223 Views Asked by At

Update: The paper I mention doesn't need to be fully read in order to answer the question; I'm interested in an analysis of the change in the entropy in two specific processes, so only their technical descriptions are relevant (I briefly mention them below). The article may be found here.

I've recently read the paper The Laplacian Pyramid as a Compact Image Code by Burt and Adelson, and I find it difficult to fully understand how the entropy of the input image and the other layers in the Gaussian pyramid is reduced: The authors claim that two stages - the subtraction of an image and its (expanded) gaussian-blurred version, and the quantization - reduce the entropy, but a formal analysis is lacking.

  1. The authors claim that given an image $x$ (whether it is the input image or some layer in the Gaussian pyramid), if we denote its (expanded) blurred version by $\widetilde{x}$, then the "image" $x-\widetilde{x}$ (might be with negative values) has lower entropy than $x$. They write that "the technique of subtracting a predicted value from each image pixel, as in the Laplacian pyramid, removes much of the pixel-to-pixel correlation. Decorrelation also results in a concentration of pixel values around zero, and, therefore, in reduced variance and entropy". I cannot understand why this process reduces the pixel correlations, and why decorrelation implies reduced entropy.

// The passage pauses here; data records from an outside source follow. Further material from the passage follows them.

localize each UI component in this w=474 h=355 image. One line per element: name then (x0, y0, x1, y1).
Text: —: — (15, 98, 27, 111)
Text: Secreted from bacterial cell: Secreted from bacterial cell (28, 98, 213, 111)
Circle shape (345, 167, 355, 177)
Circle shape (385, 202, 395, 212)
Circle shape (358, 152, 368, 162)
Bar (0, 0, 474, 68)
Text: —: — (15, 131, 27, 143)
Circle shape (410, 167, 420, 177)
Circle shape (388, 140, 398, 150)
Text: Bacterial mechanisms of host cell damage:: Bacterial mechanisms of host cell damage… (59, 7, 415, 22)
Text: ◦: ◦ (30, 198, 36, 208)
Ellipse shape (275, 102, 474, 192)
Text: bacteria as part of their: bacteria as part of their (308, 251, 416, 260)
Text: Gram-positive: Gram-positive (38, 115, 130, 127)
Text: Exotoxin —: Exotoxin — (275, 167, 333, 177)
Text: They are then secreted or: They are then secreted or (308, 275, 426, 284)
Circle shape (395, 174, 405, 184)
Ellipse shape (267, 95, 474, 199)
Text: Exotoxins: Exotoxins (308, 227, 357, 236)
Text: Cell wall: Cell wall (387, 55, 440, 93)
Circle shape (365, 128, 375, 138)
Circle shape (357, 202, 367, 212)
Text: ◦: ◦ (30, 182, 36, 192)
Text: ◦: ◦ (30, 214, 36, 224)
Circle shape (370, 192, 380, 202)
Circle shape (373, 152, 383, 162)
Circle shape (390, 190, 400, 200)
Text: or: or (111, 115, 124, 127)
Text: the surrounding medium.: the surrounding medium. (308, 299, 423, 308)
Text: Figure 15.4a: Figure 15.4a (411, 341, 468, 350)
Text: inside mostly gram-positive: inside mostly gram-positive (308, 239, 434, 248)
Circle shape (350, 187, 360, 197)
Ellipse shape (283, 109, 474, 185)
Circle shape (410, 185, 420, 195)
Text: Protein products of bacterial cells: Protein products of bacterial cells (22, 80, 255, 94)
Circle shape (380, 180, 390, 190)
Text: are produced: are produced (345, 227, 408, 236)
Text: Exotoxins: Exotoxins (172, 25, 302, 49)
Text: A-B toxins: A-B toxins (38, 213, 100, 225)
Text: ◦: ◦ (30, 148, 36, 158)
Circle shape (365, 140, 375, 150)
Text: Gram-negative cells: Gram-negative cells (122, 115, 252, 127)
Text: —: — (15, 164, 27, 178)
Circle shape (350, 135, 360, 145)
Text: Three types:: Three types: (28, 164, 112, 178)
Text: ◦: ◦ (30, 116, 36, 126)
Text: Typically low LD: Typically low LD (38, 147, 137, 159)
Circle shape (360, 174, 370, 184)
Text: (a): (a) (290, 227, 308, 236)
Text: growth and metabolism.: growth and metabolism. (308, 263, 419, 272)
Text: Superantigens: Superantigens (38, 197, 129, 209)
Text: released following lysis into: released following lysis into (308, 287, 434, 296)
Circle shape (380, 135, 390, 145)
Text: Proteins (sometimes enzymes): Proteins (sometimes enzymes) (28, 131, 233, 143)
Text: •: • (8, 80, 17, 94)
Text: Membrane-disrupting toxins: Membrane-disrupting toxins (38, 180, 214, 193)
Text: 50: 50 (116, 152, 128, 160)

  2. The authors claim given an image $x$, its quantized version $\widetilde{x}$ has lower entropy. They write that "entropy can be substantially reduced by quantizing the pixel values in each level of the Laplacian pyramid". I cannot understand why it is true.

Thanks in advance.

1

There are 1 best solutions below

1
On BEST ANSWER

In general, suppose we have a stationary random signal $X^n=(X_1,X_2 \cdots X_n)$ (assume the index to be the "time"), where the succesive values are not independent, and supposed we are given a (hopefully good) predictor of each value as some deterministic function (typically linear) of the previous ones $ {\hat X_i}=f_i(X_{i-1},X_{i-2} \cdots)$. Lets consider the new signal $Y^n=(Y_1,Y_2 \cdots Y_n)$ formed by the prediction errors : $Y_i = X_i - {\hat X_i}$.

How do $X^n$ and $Y^n$ compare? First notice that they are related by a one-to-one deterministic map, hence the total amount of information is the same :$H(X^n)=H(Y^n)$

However, if the predictor is reasonably good, we expect $Y^n$ to do "better" in several senses:

  1. $Y^n$ is (almost) white: The prediction errors $Y_1,Y_2, \cdots $ have lower correlation (ideally zero) than $X_1, X_2\cdots...$
  2. $Y_i$ has almost zero mean, and low variance.
  3. The "marginal" entropy is lower: $H(Y_i) < H(X_i)$

Property $2$ is plausible: if the predictor is good, then the error prediction should be (in average) small (hence the usual dispersion measures, in particular the variance, should decrease).

Property $1$ is perhaps less obvious, but, intuitively, it makes sense: when we build the prediction, we digest as information from the past as possible; what remains is the truly new information, what could not be guessed from the past (the innovation).

Property $3$ can be justified from both the previous ones. Property 2 tells us that the probability distribution of $Y_i$ will be narrow, hence its entropy should be small. And property 1 tells us that $H(Y^n) \approx H(Y_1) + H(Y_2) +\cdots = n H(Y_i) $, but this equals $H(X^n)< nH(X_i)$

All this is well known in signal processing , and is used, for example, in PNG image compression (which is based on pixel prediction).

Coming to your paper: doing $y = x - \widetilde{x}$ where $\widetilde{x}$ is a blurred image amounts to doing something like a prediction filter (a typical image has similar neighbour pixels, hence the average of the neighbours amounts to a "prediction" of the current pixel), and, indeed, we expect $y$ to have low variance and entropy.

That quantization (again, in general) reduces the entropy should be quite obvious. A quantization is a many-to-one function, hence the entropy is lower.